On a perfect drizzly day, I spent some four hours and maybe ten miles traveling around our fair town, looking for latent Fall colors. It wasn't really raining, but there was a funny light, light that seemed to favor the late autumn colors. The first shot was from the peak of Park Street, looking west toward the Fells' ridge, on the other side of the valley.

It was a beautiful thing, the lasting fall colors that covered those hills. The light fog seemed to enhance the reds and yellows -- the last gasp of Fall colors. I rode around the valley, but the real color seemed to be more on the high ground on the east side. So I went to Mount Hood. It was beautiful, even in the fog.

I checked each picture as I took them, and noticed that the Canon backup camera was shooting a little too light for my likes, but I figured, what the heck, I'll correct that with Adobe Photoshop. I must have taken fifty frames.

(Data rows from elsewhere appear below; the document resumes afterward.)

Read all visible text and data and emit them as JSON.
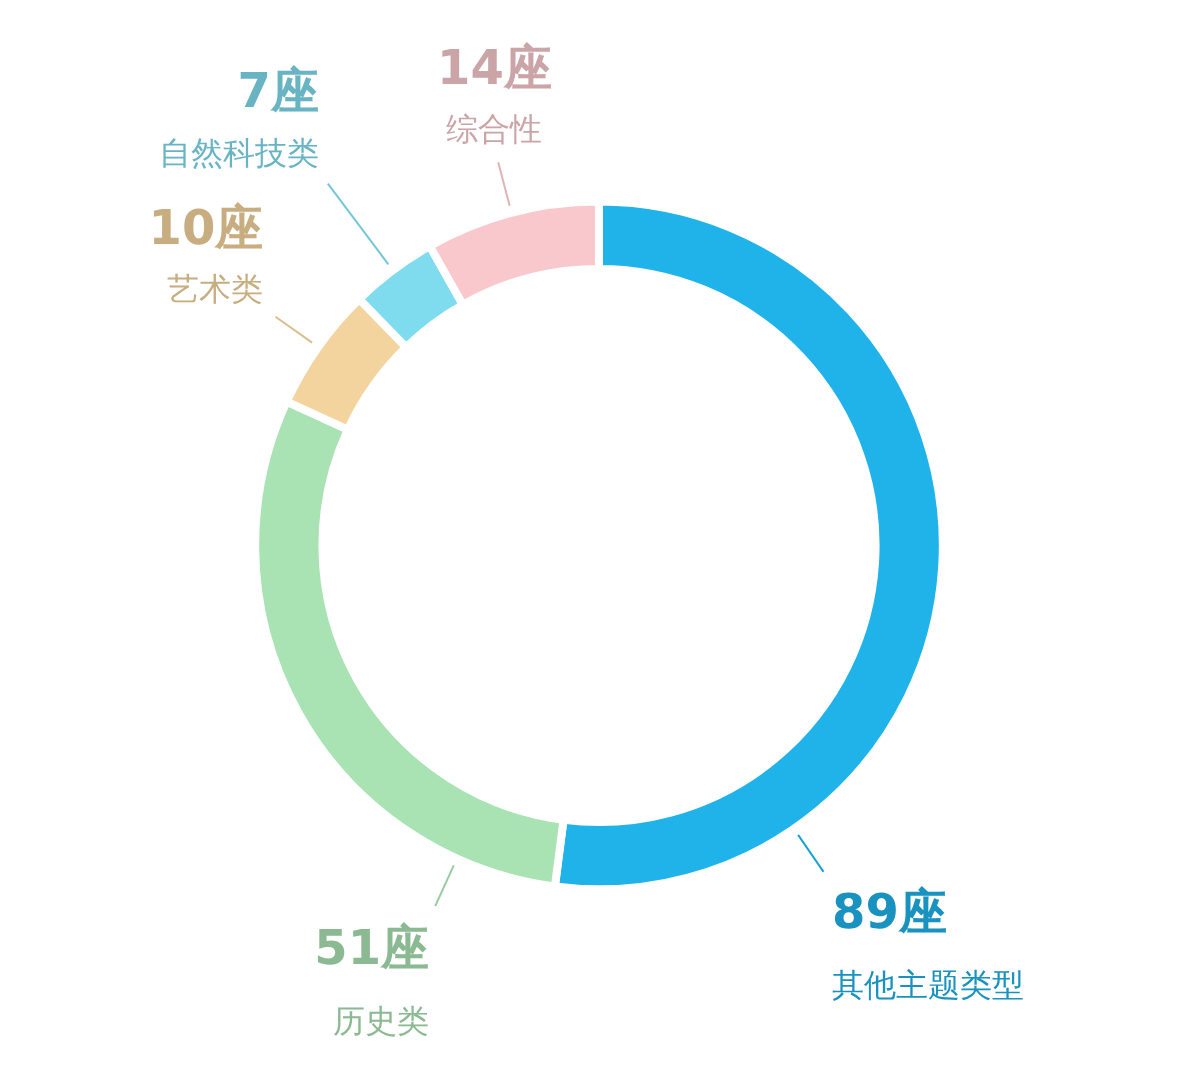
{
  "chart_data": {
    "type": "donut",
    "categories": [
      "其他主题类型",
      "历史类",
      "艺术类",
      "自然科技类",
      "综合性"
    ],
    "values": [
      89,
      51,
      10,
      7,
      14
    ],
    "value_labels": [
      "89座",
      "51座",
      "10座",
      "7座",
      "14座"
    ],
    "colors": [
      "#1fb3ea",
      "#a9e2b3",
      "#f4d49e",
      "#7fdcef",
      "#f8c8cc"
    ]
  }
}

So what you see here is the only photo I took in the computer room, at home. Hey. I had to have something ...

I stopped by the Melrose Fish and Game Club, up by the Hood, for a cocktail and maybe some talk. It's a nice place to end a day. The bar was crowded that late afternoon, but several of those members spotted me. "How ya doin', Don". It's a good place to end a day's work. I was a member there in 1949 and 1950 -- just before I joined the Marines.

It wasn't until the next morning that I went to download my previous day's work into my computer -- but, would you guess, there was not a single picture in the camera's memory bank! All that riding around, the fun of shooting, the glory of all that color -- gone, not recorded. The next day was sunny, but the magic I had seen in the fog of the day-before, didn't record at all. That great foggy moment is gone. The Fall color is history, and today, the sun is out in full bloom, shining on barren forests. The color is gone -- until next Fall.

Oh, by the way -- the fault was that a setting knob on the top of the camera had been rotated just a skosh out of place. Hence, no record of any photos. I've learned my lesson. At 85.